14.1.1 Een bouwwerk, dat op het tijdstip van inwerkingtreding van het bestemmingsplan aanwezig of in uitvoering is, dan wel gebouwd kan worden krachtens een bouwvergunning, en afwijkt van het plan, mag, mits deze afwijking naar aard en omvang niet wordt vergroot:
  1. gedeeltelijk worden vernieuwd of veranderd;
  2. na het teniet gaan ten gevolge van een calamiteit geheel worden vernieuwd of veranderd, mits de aanvraag van de bouwvergunning wordt gedaan binnen twee jaar na de dag waarop het bouwwerk is tenietgegaan.
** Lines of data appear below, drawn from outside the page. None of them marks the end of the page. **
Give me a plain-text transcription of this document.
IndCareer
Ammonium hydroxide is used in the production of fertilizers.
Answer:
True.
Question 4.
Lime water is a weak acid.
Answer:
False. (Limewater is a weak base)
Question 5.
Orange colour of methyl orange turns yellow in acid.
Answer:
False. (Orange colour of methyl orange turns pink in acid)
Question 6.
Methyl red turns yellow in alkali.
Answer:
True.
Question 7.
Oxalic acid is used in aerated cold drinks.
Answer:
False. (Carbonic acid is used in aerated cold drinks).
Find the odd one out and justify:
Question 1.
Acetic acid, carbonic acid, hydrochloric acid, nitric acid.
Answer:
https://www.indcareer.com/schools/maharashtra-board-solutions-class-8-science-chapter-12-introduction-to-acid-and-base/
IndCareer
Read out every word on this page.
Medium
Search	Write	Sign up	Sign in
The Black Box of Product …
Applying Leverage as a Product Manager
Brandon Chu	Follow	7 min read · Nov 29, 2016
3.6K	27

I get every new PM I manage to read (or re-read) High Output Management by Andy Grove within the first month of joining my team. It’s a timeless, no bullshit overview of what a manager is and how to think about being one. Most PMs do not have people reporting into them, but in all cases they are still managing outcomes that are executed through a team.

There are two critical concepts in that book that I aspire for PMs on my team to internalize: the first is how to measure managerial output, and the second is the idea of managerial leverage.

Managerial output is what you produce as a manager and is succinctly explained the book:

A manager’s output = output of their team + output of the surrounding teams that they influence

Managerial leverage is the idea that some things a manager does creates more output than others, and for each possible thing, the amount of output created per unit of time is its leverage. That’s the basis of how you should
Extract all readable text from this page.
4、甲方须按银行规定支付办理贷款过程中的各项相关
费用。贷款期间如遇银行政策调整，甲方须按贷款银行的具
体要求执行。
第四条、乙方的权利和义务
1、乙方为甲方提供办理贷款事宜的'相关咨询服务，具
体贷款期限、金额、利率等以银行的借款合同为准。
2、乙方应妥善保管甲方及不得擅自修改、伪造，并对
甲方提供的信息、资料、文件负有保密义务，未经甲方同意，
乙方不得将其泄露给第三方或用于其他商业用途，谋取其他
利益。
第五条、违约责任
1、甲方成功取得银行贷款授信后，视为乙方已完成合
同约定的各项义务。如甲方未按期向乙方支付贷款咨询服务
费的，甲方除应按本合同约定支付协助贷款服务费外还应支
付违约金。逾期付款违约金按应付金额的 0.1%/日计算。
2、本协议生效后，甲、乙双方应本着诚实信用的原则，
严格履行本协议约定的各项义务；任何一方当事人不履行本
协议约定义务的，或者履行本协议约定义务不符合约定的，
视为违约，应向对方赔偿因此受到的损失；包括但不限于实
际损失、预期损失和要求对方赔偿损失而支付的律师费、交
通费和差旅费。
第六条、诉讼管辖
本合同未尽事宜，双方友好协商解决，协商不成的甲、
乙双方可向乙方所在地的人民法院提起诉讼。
14.1.2 Het college van burgemeester en wethouders kan eenmalig afwijking verlenen aan het bepaalde in 14.1.1 voor het vergroten van de inhoud van een bouwwerk als bedoeld in het bepaalde in 14.1.1 met maximaal 10%.
 
14.1.3 Het bepaalde in 14.1.1 is niet van toepassing op bouwwerken die weliswaar bestaan op het tijdstip van inwerkingtreding van het plan, maar zijn gebouwd zonder vergunning en in strijd met het daarvoor geldende plan, met de overgangsbepaling van dat plan.
 
14.2 Overgangsrecht gebruik
 
14.2.1 Het gebruik van grond en bouwwerken dat bestond op het tijdstip van inwerkingtreding van het bestemmingsplan en hiermee in strijd is, mag worden voortgezet.
 
14.2.2 Het is verboden het met het bestemmingsplan strijdige gebruik, bedoeld in het bepaalde in 14.2.1 te veranderen of te laten veranderen in een ander met dat plan strijdig gebruik, tenzij door deze verandering de afwijking naar aard en omvang wordt verkleind.
 
14.2.3 Indien het gebruik, bedoeld in 14.2.1, na inwerkingtreding van het plan voor een periode langer dan een jaar wordt onderbroken, is het verboden dit gebruik daarna te hervatten of te laten hervatten.
 
14.2.4 Het bepaalde in 14.2.1 is niet van toepassing op het gebruik, dat reeds in strijd was met het voorheen geldende bestemmingsplan, daaronder begrepen de overgangsregels van dat plan.
Artikel 15 Slotregel
 
Deze regels worden aangehaald als:
Regels van het bestemmingsplan ‘Buurmans Grond’ van de gemeente Giessenlanden.
 
Aldus vastgesteld in de raadsvergadering van 10 april 2014.